The only questions Pohl doesn't try to
answer in the Gateway sequels
are those which he has apparently forgotten about. For example, in Gateway
a relatively big deal is made out of a golden spiral device in the
Heechee vessels -- it lights up with sparkling light when the ship
reaches the mid-point of a journey and gets hot at seemingly other
random times. Nobody knows what it does, exactly, but everyone is very
curious about what its true purpose might be.
In the sequels,
however, it becomes nothing more than an indicator light and the
mystery of its "true purpose" is completely forgotten.
But these
types of raggedly hanging loose ends are just a rather specific example
of a wider problem in the books: Huge, gaping continuity errors are to
be found everywhere.

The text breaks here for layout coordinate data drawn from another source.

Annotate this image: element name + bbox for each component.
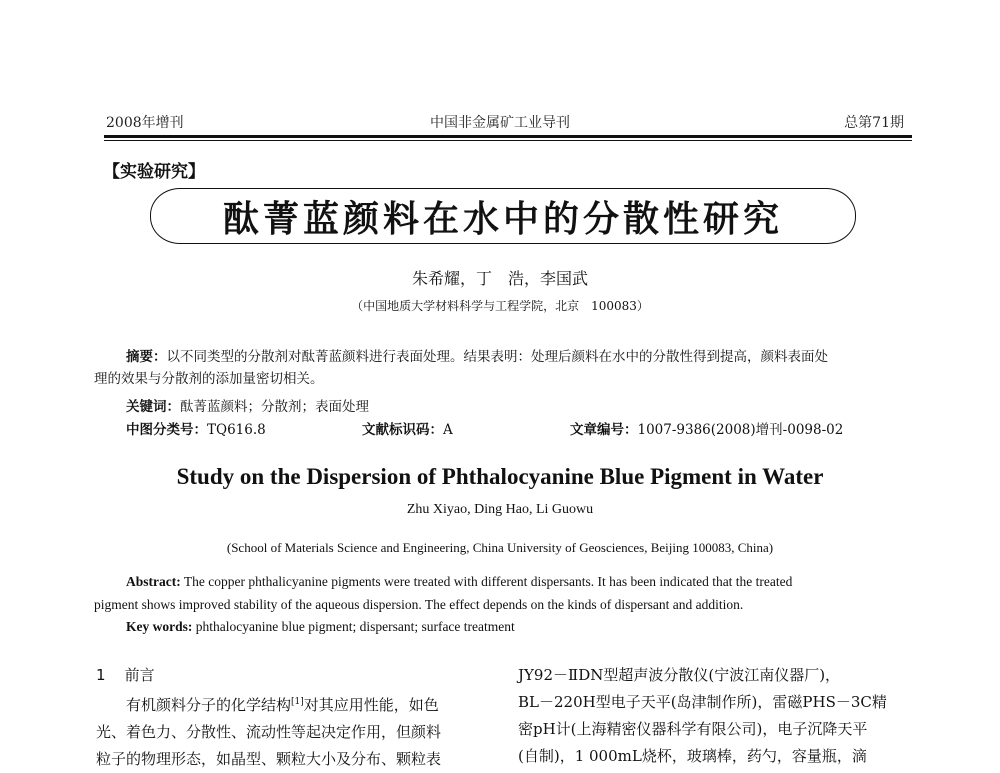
keywords-en bbox=[126, 619, 515, 635]
abstract-zh-line-1 bbox=[120, 346, 915, 368]
paper-title-en: Study on the Dispersion of Phthalocyanine Blue Pigment in Water bbox=[176, 464, 824, 489]
abstract-zh-text-1: 以不同类型的分散剂对酞菁蓝颜料进行表面处理。结果表明：处理后颜料在水中的分散性得到提高，颜料表面处 bbox=[166, 349, 828, 365]
clc-value: TQ616.8 bbox=[207, 422, 266, 438]
running-header-issue: 总第71期 bbox=[844, 115, 904, 131]
abstract-zh-line-2: 理的效果与分散剂的添加量密切相关。 bbox=[94, 371, 324, 387]
header-rule-thick bbox=[104, 135, 912, 138]
running-header-journal: 中国非金属矿工业导刊 bbox=[430, 115, 570, 131]
citation-ref: [1] bbox=[291, 697, 304, 707]
document-code-value: A bbox=[443, 422, 453, 438]
section-tag: 【实验研究】 bbox=[103, 162, 205, 182]
abstract-en-label: Abstract: bbox=[126, 574, 181, 589]
body-right-line-2: BL－220H型电子天平(岛津制作所)，雷磁PHS－3C精 bbox=[518, 693, 887, 711]
keywords-en-text: phthalocyanine blue pigment; dispersant; surface treatment bbox=[195, 619, 515, 634]
section-number: 1 bbox=[96, 666, 106, 684]
abstract-zh bbox=[94, 346, 915, 390]
abstract-zh-label: 摘要： bbox=[126, 349, 167, 365]
document-code-label: 文献标识码： bbox=[362, 422, 443, 438]
title-frame bbox=[150, 188, 856, 244]
body-column-right bbox=[518, 662, 918, 770]
abstract-en-text-1: The copper phthalicyanine pigments were treated with different dispersants. It has been indicated that the treated bbox=[183, 574, 793, 589]
abstract-en-line-2: pigment shows improved stability of the aqueous dispersion. The effect depends on the kinds of dispersant and addition. bbox=[94, 597, 744, 612]
article-number-value: 1007-9386(2008)增刊-0098-02 bbox=[637, 422, 844, 438]
clc-label: 中图分类号： bbox=[126, 422, 207, 438]
keywords-zh bbox=[126, 395, 369, 415]
body-left-line-2: 光、着色力、分散性、流动性等起决定作用，但颜料 bbox=[96, 723, 442, 741]
authors-en: Zhu Xiyao, Ding Hao, Li Guowu bbox=[406, 502, 594, 517]
paper-title-zh: 酞菁蓝颜料在水中的分散性研究 bbox=[222, 198, 783, 240]
keywords-en-label: Key words: bbox=[126, 619, 193, 634]
body-right-line-4: (自制)，1 000mL烧杯，玻璃棒，药勺，容量瓶，滴 bbox=[518, 747, 867, 765]
abstract-en bbox=[94, 570, 916, 616]
authors-zh: 朱希耀，丁 浩，李国武 bbox=[411, 269, 588, 288]
article-number bbox=[570, 418, 843, 438]
affiliation-en: (School of Materials Science and Engineering, China University of Geosciences, Beijing 100083, China) bbox=[226, 540, 774, 555]
body-left-line-3: 粒子的物理形态，如晶型、颗粒大小及分布、颗粒表 bbox=[96, 750, 442, 768]
affiliation-zh: （中国地质大学材料科学与工程学院，北京 100083） bbox=[351, 299, 649, 313]
article-number-label: 文章编号： bbox=[570, 422, 638, 438]
document-code bbox=[362, 418, 453, 438]
section-heading-1 bbox=[96, 662, 494, 689]
section-title: 前言 bbox=[124, 666, 155, 684]
clc-number bbox=[126, 418, 266, 438]
running-header-left: 2008年增刊 bbox=[106, 115, 184, 131]
keywords-zh-text: 酞菁蓝颜料；分散剂；表面处理 bbox=[180, 399, 369, 415]
keywords-zh-label: 关键词： bbox=[126, 399, 180, 415]
body-left-line-1a: 有机颜料分子的化学结构 bbox=[126, 696, 292, 714]
body-right-line-3: 密pH计(上海精密仪器科学有限公司)，电子沉降天平 bbox=[518, 720, 868, 738]
header-rule-thin bbox=[104, 140, 912, 141]
body-left-line-1 bbox=[96, 689, 494, 719]
body-right-line-1: JY92－ⅡDN型超声波分散仪(宁波江南仪器厂)， bbox=[518, 666, 841, 684]
body-column-left bbox=[96, 662, 494, 773]
abstract-en-line-1 bbox=[94, 570, 916, 593]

Within any given volume these errors are usually
of only a minor sort, but between volumes the Gateway sequels
fail to have any sort of consistency. For example, in the last five
pages of Heechee
Rendezvous
you are authoritatively told that characters X and Y have gone to
location A. Within the first five pages of the next book, only
character X has gone to location A and character Y has instead been
killed off-screen in a helicopter accident. Similarly, an entire ship
full of people is miraculously resurrected because Pohl apparently
forgot that he killed them all in the previous book.
These books are, in the final analysis, a
complete and utter failure. By the time The
Annals of the Heechee blatantly
breaks the fourth wall, thus shredding any credibility the books have
left, the sequels have already firmly established themselves as the
literary equivalent of Highlander 2:
Exercises in mediocrity interrupted only by stretches of atrocious
self-indulgence which you would be well-advised to avoid even on their
own sub-par merits. At the same time, they are the sort of work whose
existence you must scour from your own mental reservoirs in order to
enjoy the excellent work which lamentably gave them birth.
The fact that Gateway
is a better
novel than Highlander
is a movie only makes it worse.
And the quality of the Gateway sequels
continues to deteriorate from one volume to the next.
For
example, I have a pet peeve about authors who feel the need to
summarize the plots of the previous books in a series. First, it is
unlikely that anyone is picking up Book 3 of a seven book series
without having already ready Book 1 and Book 2. Second, the little
snippets of information presented in awkward expository lumps they do
include are insufficient to the task of
bringing new readers "up to speed" -- which means that (a) the extant
readers are bored and (b) the new readers are still lost.
Some
authors in series with less tightly-woven continuity do an excellent
job of incorporating such details through the simple expedient of
writing each book as if it were a stand-alone narrative. One of the
tricks here is that they don't try to summarize the plots of other
books. Instead they simply drop in the necessary details from their
protagonists past lives just as they would with any such detail. The
difference is subtle and requires a certain mastery of your craft. Bujold, for
example, has practically perfected the technique.
Pohl, unfortunately, has not.
What
begins as a predictable drag on the narrative pace of the books
eventually becomes something ludicrously disastrous: My copy
of The Annals
of the Heechee
is 275 pages. Despite this brief length, 100 of the first 120 pages are
spent finding clumsy ways to reiterate the narrative from the previous
three books. And much of this material is studded with the familiar
(yet baffling)
errors of continuity.
Combined with the fact that Pohl treats his
readers like idiots (by repeating the same bits of exposition
over-and-over again just in case we missed it the first time) and
structures his narratives around solving "mysteries" by revealing
things that he he already revealed in the previous book the entire
series quickly becomes completely interminable. In short: Yes, that is an actual F- on The Annals of the Heechee. It deserves it.